Un autre membre de l’Académie, Jean-Marie Le Méné, président de la Fondation Lejeune, a également réagi. Il a critiqué ses deux confrères dans un commentaire publié dans Le Figaro, déclarant que « c’est une chose que des personnes expriment leur opinion personnelle, c’en est une autre d’utiliser leurs positions pour engager officiellement l’Académie pontificale pour la vie ».
Il a également fait mention de l’application du n. 73 d’Evangelium Vitae à ce cas : il s’agirait, selon lui, de « promulguer délibérément une loi mauvaise pour éviter une autre loi future, qui serait plus mauvaise ». Mais « la loi qu’elle est censée éviter finira par passer encore plus vite », a-t-il prévenu.
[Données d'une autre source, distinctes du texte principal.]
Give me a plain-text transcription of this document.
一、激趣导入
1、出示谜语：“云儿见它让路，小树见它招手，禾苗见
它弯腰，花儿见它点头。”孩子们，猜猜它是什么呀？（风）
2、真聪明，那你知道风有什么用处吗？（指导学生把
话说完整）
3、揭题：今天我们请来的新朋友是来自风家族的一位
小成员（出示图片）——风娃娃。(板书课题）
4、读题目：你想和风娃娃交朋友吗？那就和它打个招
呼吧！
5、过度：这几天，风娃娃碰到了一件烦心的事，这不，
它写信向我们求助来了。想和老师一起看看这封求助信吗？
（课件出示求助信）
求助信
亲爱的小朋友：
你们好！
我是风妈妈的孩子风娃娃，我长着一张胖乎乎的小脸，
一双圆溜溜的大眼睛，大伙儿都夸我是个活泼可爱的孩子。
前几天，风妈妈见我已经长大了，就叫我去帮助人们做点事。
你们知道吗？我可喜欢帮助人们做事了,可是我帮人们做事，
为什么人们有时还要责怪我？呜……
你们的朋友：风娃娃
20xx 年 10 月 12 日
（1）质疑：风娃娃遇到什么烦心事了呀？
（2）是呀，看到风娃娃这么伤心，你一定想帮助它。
M. Le Méné a précisé que les membres de l’Académie sont liés par ses statuts, notamment l’article 5 §5 (b), qui stipule que les académiciens doivent « s’engager à promouvoir et à défendre les principes relatifs à la valeur de la vie et à la dignité de la personne humaine, interprétés de manière conforme au magistère de l’Eglise ».
Or, a-t-il ajouté, soutenir une législation en faveur du suicide assisté « est un écart » par rapport à cette prescription. Questionnée par le NCR au sujet de cette violation de ses statuts, l’Académie n’a pas donné de réponse.